British financial stocks dropped 41 percent in the four months after regulators imposed a ban on short selling following the collapse of Lehman Brothers Holdings Inc. in September 2008. The benchmark FTSE 100 index fell 15 percent in the period. When the Securities and Exchange Commission prohibited short-sales for three weeks in September 2008 a Bloomberg Index tracking the 880 U.S. stocks affected fell 26 percent, outpacing the Standard & Poor’s 500 Index’s 22 percent decline.
European regulators are divided over how to respond after a rout that sent the region’s bank stocks to their lowest in almost 2 1/2 years this week. Germany and the Netherlands have said they don’t plan further restrictions on short sales, while British regulators said they don’t plan to limit the practice.
“In contrast to the regulators’ hopes, the overall evidence indicates that short-selling bans at best left stock prices unaffected and at worst may have contributed to their decline,” said Alessandro Beber, a professor at Cass Business School in London who’s studied short-sales bans in 30 countries.
Via Daniel J Mitchell, who comments:
Beber’s research (cited in the excerpt above) has been confirmed by other scholars. Simply stated, if investors realize that something is over-valued, it is going to fall in price. Governments can hinder and delay that process, thus increasing volatility and uncertainty, but they can’t stop it.
But here’s a very big reason why these laws are stupid (at least from my amateur perspective*). Most rational people presumably would agree that the housing and financial bubbles of the last decade were a bad thing. But most of us know it was a bad thing because we have 20-20 hindsight.
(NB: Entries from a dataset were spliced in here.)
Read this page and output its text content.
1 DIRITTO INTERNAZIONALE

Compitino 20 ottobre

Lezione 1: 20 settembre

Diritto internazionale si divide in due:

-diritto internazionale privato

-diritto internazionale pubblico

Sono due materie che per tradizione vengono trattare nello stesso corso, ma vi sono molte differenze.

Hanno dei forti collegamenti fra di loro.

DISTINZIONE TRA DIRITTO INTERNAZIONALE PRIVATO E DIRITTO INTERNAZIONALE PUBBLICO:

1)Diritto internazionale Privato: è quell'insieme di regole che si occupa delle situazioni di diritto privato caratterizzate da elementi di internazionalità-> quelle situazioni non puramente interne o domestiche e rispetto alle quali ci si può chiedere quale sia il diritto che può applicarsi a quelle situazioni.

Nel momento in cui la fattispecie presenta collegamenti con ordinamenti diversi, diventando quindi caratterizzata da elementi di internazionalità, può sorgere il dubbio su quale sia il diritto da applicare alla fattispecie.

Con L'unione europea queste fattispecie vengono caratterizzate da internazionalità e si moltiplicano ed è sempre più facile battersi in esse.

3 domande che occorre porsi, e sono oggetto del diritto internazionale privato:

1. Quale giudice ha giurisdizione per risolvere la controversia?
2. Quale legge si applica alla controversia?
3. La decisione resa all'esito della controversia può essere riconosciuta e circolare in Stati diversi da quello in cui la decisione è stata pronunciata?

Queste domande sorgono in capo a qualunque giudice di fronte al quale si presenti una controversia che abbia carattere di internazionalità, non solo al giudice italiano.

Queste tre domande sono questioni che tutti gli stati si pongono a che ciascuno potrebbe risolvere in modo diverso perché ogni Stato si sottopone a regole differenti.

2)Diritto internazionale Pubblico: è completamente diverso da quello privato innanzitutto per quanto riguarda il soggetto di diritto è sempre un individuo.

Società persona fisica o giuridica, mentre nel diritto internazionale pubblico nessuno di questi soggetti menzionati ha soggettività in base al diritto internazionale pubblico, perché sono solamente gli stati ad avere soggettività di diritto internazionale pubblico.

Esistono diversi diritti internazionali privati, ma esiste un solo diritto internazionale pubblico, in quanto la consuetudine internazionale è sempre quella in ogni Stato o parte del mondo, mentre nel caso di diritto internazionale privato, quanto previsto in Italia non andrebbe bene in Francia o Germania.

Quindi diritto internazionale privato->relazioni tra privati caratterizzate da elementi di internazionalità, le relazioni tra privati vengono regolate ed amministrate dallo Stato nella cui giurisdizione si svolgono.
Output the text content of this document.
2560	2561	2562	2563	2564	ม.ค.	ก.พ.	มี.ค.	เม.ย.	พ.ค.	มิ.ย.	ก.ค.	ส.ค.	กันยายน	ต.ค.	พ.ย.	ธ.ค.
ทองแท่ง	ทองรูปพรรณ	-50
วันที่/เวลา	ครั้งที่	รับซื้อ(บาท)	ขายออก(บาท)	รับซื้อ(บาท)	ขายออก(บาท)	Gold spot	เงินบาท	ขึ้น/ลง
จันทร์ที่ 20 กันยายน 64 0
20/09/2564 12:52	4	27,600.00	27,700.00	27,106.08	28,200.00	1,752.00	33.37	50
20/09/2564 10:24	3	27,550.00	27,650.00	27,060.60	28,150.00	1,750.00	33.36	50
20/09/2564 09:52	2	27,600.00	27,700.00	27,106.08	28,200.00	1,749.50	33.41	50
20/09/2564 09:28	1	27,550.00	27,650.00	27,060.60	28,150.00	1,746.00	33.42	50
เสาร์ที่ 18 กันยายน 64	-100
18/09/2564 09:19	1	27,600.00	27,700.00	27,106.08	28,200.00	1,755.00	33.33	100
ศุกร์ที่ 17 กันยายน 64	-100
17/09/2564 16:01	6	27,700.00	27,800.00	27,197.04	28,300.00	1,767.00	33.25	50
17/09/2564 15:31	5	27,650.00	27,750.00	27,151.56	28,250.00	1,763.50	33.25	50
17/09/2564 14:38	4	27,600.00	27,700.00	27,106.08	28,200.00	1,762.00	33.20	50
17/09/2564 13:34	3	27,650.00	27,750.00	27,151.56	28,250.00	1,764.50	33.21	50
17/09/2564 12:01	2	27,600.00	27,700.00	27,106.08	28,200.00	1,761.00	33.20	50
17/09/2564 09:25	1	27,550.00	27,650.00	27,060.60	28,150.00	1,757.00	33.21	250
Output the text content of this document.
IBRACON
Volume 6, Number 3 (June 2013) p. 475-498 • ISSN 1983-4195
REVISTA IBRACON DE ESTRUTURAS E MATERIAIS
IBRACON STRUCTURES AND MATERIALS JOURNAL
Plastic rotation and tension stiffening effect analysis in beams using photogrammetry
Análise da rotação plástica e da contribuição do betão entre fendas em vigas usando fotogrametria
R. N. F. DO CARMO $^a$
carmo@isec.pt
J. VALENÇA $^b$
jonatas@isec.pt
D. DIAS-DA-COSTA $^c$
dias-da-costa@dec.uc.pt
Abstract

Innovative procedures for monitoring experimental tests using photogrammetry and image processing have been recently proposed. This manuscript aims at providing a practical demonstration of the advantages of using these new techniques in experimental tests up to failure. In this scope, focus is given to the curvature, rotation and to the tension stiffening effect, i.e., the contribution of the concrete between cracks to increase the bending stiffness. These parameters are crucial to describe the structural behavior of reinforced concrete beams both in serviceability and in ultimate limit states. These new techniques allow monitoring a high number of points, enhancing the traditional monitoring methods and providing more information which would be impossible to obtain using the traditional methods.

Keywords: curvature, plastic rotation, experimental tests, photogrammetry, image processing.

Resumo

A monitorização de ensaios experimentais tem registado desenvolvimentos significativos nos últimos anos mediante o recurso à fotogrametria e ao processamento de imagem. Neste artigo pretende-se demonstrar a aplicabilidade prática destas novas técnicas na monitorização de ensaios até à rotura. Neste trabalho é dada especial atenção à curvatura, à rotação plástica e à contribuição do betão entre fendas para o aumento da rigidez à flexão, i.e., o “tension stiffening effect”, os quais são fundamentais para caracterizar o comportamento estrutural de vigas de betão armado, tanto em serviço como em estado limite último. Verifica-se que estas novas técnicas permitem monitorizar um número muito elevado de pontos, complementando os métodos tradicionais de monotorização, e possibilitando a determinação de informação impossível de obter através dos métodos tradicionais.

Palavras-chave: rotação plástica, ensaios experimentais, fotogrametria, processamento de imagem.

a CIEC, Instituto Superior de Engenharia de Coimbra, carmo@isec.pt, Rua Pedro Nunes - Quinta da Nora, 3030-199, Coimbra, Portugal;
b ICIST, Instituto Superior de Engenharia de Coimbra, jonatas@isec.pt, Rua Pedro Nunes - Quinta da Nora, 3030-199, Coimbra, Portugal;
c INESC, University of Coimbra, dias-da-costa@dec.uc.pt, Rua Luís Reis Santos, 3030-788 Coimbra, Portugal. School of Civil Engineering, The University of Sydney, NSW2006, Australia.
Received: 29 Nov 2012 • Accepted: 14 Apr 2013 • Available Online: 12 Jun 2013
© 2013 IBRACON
But what if there were lots of people back in 2005, 2006, and 2007 who recognized a bad thing as it was happening? And what if they had the ability to deflate the bubble (or at least slow its increase) by making investments that assumed housing and finance were heading for a fall?
We could have saved ourselves a lot of economic misery if that was the case. Heck, short sellers probably did save us from a lot of additional economic agony by stopping the bubbles from getting even bigger.
In other words, short sellers are the good guys.